Roger Ungers
Dans le cinéma de genre indépendant associé aux années 1980 et à leurs survivances vidéo, Roger Ungers appartient à cette zone où l'énergie compte autant que le vernis. Son intérêt se trouve du côté des productions qui avancent vite, qui travaillent avec des moyens visibles, et qui transforment la limite en tempérament. Le spectateur n'y cherche pas une surface parfaite. Il y cherche une pression directe, un goût du danger bricolé, une foi dans l'effet immédiat.
Cette tradition est essentielle à l'histoire de l'horreur. Le cinéma d'exploitation n'a jamais seulement été un cinéma pauvre ou opportuniste. Il a été une machine à absorber les peurs du moment, à les rendre plus sales, plus rapides, plus accessibles. Ungers s'inscrit dans cette mémoire de la circulation: films qui passent par la vidéo, les marges, les programmations tardives, les copies usées, tout un écosystème où l'horreur se transmet moins par la respectabilité que par la persistance.
Ses deux crédits dans le catalogue invitent à le regarder sous cet angle. Ce qui importe n'est pas de lui fabriquer une grandeur artificielle, mais de comprendre la fonction de ce type de cinéaste. Il prend part à un réseau de formes où le genre survit par l'obstination. Des récits de menace, des corps en danger, des lieux sans prestige, une violence qui ne cherche pas toujours l'élégance. Dans ces conditions, le film devient un objet de résistance populaire.
Les années 1980 ont installé cette idée avec une force particulière. La cassette a modifié le rapport à la peur. Elle a rapproché le film du salon, du magnétoscope, du prêt entre amis, de la découverte nocturne. Un cinéaste comme Ungers se comprend dans cette culture matérielle. L'image d'horreur n'y est pas seulement vue. Elle est manipulée, copiée, gardée, parfois mal rangée, puis retrouvée comme un souvenir un peu dangereux.

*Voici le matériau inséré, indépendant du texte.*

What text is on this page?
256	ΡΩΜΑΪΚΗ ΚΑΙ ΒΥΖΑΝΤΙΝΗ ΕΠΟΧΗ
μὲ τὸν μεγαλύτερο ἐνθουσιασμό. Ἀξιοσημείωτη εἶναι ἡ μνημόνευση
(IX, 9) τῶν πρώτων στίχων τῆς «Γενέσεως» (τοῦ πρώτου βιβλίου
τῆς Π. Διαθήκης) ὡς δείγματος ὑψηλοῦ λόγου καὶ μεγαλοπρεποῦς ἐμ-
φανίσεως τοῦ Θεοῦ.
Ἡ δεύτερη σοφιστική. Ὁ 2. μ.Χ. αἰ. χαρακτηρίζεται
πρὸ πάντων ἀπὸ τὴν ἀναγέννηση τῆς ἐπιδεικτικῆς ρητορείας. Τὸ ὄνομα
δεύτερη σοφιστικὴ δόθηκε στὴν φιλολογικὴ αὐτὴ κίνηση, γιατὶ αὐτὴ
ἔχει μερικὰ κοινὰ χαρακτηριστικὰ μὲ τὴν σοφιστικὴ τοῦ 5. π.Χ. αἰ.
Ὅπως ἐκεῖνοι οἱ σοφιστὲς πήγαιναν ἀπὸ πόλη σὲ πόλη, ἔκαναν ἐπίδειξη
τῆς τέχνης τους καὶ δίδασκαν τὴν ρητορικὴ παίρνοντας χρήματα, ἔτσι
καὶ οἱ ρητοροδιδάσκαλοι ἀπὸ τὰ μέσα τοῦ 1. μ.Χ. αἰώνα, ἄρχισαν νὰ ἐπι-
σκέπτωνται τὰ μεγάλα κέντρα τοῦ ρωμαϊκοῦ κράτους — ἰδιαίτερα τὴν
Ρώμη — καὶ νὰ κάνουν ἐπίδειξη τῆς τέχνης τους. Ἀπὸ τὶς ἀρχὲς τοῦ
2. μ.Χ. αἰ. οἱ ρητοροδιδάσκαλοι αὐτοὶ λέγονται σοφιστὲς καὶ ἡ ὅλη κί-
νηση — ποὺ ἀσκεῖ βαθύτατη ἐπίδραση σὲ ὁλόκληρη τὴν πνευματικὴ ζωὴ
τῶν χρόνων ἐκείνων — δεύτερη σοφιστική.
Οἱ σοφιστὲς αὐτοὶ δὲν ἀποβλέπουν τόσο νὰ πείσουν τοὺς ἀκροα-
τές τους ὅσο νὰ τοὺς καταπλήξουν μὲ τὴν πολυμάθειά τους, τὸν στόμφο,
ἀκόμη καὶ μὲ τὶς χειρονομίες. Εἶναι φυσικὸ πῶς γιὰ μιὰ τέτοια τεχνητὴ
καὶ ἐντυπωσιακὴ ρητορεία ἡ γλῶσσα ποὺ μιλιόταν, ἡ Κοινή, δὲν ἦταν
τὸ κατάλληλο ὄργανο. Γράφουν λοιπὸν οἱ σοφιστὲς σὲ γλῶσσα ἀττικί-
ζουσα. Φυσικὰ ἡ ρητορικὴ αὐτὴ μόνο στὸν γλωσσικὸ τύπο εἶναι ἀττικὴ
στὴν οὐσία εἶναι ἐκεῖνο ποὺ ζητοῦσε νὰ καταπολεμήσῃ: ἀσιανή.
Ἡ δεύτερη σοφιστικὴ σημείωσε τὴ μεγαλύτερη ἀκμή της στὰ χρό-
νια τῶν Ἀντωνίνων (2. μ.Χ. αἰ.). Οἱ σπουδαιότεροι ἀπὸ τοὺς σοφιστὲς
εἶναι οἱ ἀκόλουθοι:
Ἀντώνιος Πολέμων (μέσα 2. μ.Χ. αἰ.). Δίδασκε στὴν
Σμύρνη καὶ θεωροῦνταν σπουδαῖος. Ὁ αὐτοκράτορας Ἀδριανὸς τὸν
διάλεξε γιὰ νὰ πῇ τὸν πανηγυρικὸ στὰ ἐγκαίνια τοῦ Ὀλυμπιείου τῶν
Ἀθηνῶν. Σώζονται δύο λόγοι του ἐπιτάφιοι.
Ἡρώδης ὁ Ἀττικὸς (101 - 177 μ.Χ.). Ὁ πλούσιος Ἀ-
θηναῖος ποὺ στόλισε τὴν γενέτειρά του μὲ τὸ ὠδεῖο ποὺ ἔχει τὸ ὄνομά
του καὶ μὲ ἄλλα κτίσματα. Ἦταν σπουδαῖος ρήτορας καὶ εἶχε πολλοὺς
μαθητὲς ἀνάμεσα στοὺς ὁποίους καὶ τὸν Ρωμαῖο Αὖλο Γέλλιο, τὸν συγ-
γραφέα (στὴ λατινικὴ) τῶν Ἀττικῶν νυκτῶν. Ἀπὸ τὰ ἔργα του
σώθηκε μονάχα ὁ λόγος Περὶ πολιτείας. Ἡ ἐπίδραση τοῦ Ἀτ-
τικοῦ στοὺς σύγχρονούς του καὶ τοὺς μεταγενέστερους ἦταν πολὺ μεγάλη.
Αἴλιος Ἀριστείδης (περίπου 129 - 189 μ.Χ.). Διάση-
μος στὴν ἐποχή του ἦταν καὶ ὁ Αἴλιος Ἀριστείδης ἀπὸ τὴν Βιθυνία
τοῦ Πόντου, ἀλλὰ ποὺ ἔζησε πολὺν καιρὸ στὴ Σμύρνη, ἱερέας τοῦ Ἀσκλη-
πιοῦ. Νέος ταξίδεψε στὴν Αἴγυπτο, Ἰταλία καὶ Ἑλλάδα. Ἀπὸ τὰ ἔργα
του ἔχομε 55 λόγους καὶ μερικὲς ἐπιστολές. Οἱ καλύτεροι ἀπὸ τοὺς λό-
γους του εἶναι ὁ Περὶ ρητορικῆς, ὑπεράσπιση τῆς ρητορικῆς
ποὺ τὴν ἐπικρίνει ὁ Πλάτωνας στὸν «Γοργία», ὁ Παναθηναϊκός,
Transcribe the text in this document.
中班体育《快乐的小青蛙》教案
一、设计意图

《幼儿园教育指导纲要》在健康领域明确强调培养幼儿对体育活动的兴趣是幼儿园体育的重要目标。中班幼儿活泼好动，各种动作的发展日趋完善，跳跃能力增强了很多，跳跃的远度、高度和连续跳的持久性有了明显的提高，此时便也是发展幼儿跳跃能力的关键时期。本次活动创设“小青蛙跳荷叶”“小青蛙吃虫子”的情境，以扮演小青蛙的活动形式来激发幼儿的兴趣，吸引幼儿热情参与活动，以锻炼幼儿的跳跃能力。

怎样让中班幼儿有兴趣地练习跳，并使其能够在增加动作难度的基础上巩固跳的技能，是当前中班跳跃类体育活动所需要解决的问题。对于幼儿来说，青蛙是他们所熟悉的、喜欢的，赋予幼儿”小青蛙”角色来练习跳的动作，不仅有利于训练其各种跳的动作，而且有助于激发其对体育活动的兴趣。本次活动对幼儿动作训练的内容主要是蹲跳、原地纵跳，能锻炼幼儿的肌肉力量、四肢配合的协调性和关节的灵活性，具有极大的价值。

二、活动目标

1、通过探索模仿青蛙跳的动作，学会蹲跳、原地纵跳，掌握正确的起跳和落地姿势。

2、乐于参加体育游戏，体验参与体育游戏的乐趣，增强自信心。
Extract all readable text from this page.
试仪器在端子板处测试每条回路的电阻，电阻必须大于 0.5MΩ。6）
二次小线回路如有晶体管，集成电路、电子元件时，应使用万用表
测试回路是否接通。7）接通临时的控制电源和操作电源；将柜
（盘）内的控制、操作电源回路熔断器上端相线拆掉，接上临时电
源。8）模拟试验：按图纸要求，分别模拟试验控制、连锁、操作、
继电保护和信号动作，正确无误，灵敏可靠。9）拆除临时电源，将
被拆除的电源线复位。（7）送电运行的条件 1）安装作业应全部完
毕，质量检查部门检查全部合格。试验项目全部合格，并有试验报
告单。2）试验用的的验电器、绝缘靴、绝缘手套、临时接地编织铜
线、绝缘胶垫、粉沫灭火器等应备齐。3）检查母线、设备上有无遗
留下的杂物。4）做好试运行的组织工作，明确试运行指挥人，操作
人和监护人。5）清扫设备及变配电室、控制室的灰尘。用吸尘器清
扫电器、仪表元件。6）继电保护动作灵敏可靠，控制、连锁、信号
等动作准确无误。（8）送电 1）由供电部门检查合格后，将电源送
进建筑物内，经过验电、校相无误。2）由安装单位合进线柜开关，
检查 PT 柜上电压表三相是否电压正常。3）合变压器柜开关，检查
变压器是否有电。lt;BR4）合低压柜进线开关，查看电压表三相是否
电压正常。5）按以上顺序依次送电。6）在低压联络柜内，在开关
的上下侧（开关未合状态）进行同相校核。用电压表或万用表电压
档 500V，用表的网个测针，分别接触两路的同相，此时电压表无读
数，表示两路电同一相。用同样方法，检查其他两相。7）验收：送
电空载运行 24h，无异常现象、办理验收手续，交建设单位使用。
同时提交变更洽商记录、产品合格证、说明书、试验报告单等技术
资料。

Sur le plan esthétique, cette économie favorise un rapport frontal au corps. Le corps est poursuivi, frappé, menacé, exposé à des forces qui ne prennent pas toujours la peine de se justifier. Cette absence de politesse narrative peut être une faiblesse quand elle devient paresse, mais elle peut aussi produire une vérité de genre. La peur n'est pas toujours subtile. Elle arrive, elle bloque la sortie, elle oblige le film à choisir entre l'impact et la fuite.
Ungers doit donc être abordé comme un nom de cartographie. Il aide à dessiner les bords de l'horreur, ces endroits où le canon officiel passe vite mais où les spectateurs de genre s'attardent. Le cinéma de terreur ne se construit pas seulement avec des chefs-d'oeuvre. Il se construit aussi avec des objets imparfaits qui maintiennent une circulation de motifs: la traque, la claustration, la vengeance, la contamination, la nuit comme espace de commerce entre le désir et la menace.
Il y a dans cette place une honnêteté qui mérite mieux que le mépris automatique. Le film de marge dit souvent ce que le film plus respectable arrondit. Il laisse paraître ses coutures, ses urgences, ses obsessions. Il ne demande pas toujours l'admiration, mais il demande qu'on sache le regarder dans son propre régime. Un effet maladroit peut y valoir comme symptôme, un décor pauvre comme vérité sociale, une violence brute comme refus de la bienséance.
Pour CaSTV, Roger Ungers est donc un rappel utile: l'horreur est une histoire de centres et de périphéries. Les périphéries ne sont pas des notes en bas de page. Elles sont le lieu où le genre se salit, se répète, se réinvente parfois sans le savoir. Chez Ungers, ce qui compte est cette persistance. Le cinéma y avance avec ses moyens, ses angles durs, ses coups directs, et laisse derrière lui l'odeur très reconnaissable des films qui ont préféré exister plutôt qu'attendre la permission.